A Room of One’s Own / Where a Writer Works

Where is your home?

 Before I had an actual office, I wrote in a small area off of our bedroom that serves as a hallway to our backyard deck.

Picture this, years ago: 

“Mom!  We’re going on the deck!” 

Tofer and friend tromp through my “office” and I slide from my computer to give them room to get to doorway.

 Screen door shuts. 

I slide back.  

Writing resumes. 

Screen door opens.

“Forgot the ping pong paddles,” says my son.

I slide away. 

Son walks by.

Wait till paddles are located. 

Screen door shuts. 

I slide back. 

Bathroom break? 


But now I have a room of my own.  The door actually closes!  Bookshelves line the walls.  A large picture window looks out over the deck and an open area, where deer, owls, and “my” cooper hawk share their space.  I am very much at home here, and am happiest in this spot. 

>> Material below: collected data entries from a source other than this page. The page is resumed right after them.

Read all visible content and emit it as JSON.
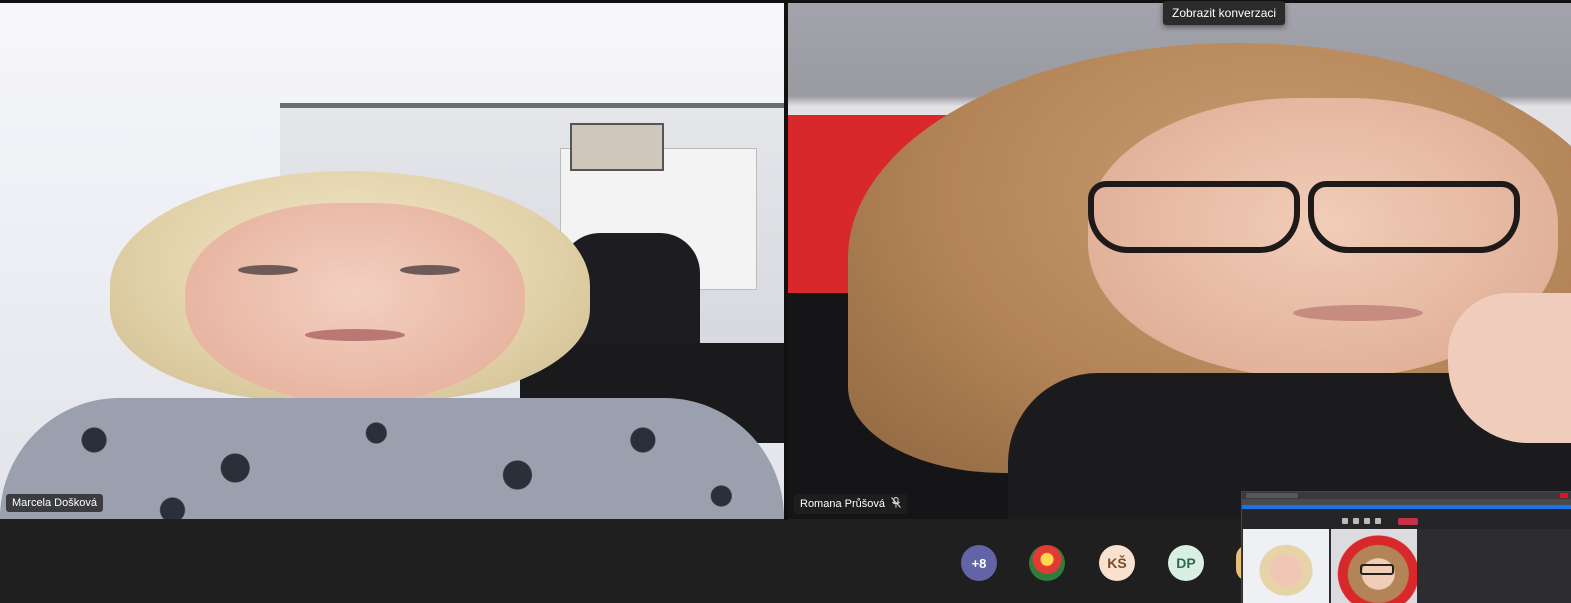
{
  "tooltip": {
    "text": "Zobrazit konverzaci"
  },
  "participants": {
    "left": {
      "name": "Marcela Došková"
    },
    "right": {
      "name": "Romana Průšová",
      "status_icon": "mic-muted-icon"
    }
  },
  "roster": {
    "more_count": "+8",
    "avatars": [
      {
        "type": "photo",
        "icon": "participant-photo"
      },
      {
        "initials": "KŠ",
        "bg": "#f8e2cf"
      },
      {
        "initials": "DP",
        "bg": "#d9efe3"
      }
    ],
    "more_bg": "#6264a7"
  },
  "colors": {
    "background": "#1f1f1f",
    "leave_button": "#c4314b",
    "accent": "#6264a7"
  }
}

Note the clutter in the photo.  Old pictures of my parents are around me; my Leo the lion I got when I was five, who has lost most of his fur, sits on the top shelf surveying my progress.  (Or lack of progress, depending upon the day.) Collectibles holding books are in front of real books on the shelves, and an altar of Mother Marys and angels are on my desk.

Better Homes and Gardens it’s not. 

But it is me. 

Where is your home?  Or rather, where are you most at home when you write? 

 One friend of mine can’t write at home.  She writes in a local coffee shop.  When my son was a baby, I hired a sitter and wrote in the library reference department, where their desks have those great tall sides allowing privacy. 

But when you are really caught up in your imagination, you can write on a bus, in an airport, or at a political rally.  Nothing will stop you. 

Writing Prompt:  Try different settings as you write.  Which place works best for you?  A library, bookstore coffee shop, a picnic table, or in your own room. 

Write about your writing space.  Why does it work?  Why doesn’t it work?  What can you do to make it work?  Perhaps it’s a matter of uncluttering it, or repositioning the furniture to allow more openness. 

Play with your space just like you play with your words.